Given $f_n(x) := \cos{(x+\frac{1}{\sqrt{n}})}$. Does ${f_n(x)}_{n \geq 1}$ converge uniformly on $\mathbb R$?

Question

Given $f_n(x) := \cos{(x+\frac{1}{\sqrt{n}})}$. Does ${f_n(x)}_{n \geq 1}$ converge uniformly on $\mathbb R$ ?

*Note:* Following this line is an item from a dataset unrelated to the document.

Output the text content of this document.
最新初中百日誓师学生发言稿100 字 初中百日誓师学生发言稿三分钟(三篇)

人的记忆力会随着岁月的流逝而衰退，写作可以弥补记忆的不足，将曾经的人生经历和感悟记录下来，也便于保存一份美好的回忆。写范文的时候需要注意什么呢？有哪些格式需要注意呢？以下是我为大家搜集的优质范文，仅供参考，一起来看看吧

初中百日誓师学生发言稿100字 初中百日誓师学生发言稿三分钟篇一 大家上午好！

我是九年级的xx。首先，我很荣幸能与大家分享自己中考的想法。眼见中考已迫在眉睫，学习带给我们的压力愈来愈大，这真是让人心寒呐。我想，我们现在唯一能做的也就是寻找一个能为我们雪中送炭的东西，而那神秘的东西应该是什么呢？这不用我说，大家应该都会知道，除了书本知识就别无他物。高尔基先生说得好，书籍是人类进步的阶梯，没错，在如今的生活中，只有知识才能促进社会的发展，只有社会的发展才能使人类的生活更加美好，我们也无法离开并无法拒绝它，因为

$f_n(x)\to\cos{(x)}$ as $n\to \infty$ $$\left|f_n(x) -\cos{(x)} \right| = \left| \cos{(x+\frac{1}{\sqrt{n}})} - \cos{(x)} \right| $$

How do I get the inequality to appear?

Answer 1

Note that $$\left|\cos\left(x + \dfrac{1}{\sqrt{n}}\right) - \cos(x)\right| = 2\left|\sin\left(x + \dfrac{1}{\sqrt{n}}\right)\sin\left(\dfrac{1}{2\sqrt{n}}\right)\right| \le 2\left|\sin\left(\dfrac{1}{2\sqrt{n}}\right)\right|.$$

Also note that $$\lim_{n\to\infty}\sin\left(\dfrac{1}{2\sqrt{n}}\right)=0.$$

Thus, given any $\epsilon > 0$, you can find an $n_0 \in \Bbb N$ such that $$|f_n(x) - \cos(x)| < \epsilon$$ for all $n > n_0$ and $x \in \Bbb R$.

Answer 2

You may use the mean value theorem to get

$$ |\cos(x+n^{-1/2}) -\cos(x)|=|\sin(x+\theta_xn^{-1/2})|\frac{1}{\sqrt{n}}\leq\frac{1}{\sqrt{n}} $$ for some $0<\theta_x<1$. From this it is clear that $f_n$ uniformly converges to $f(x)=\cos(x)$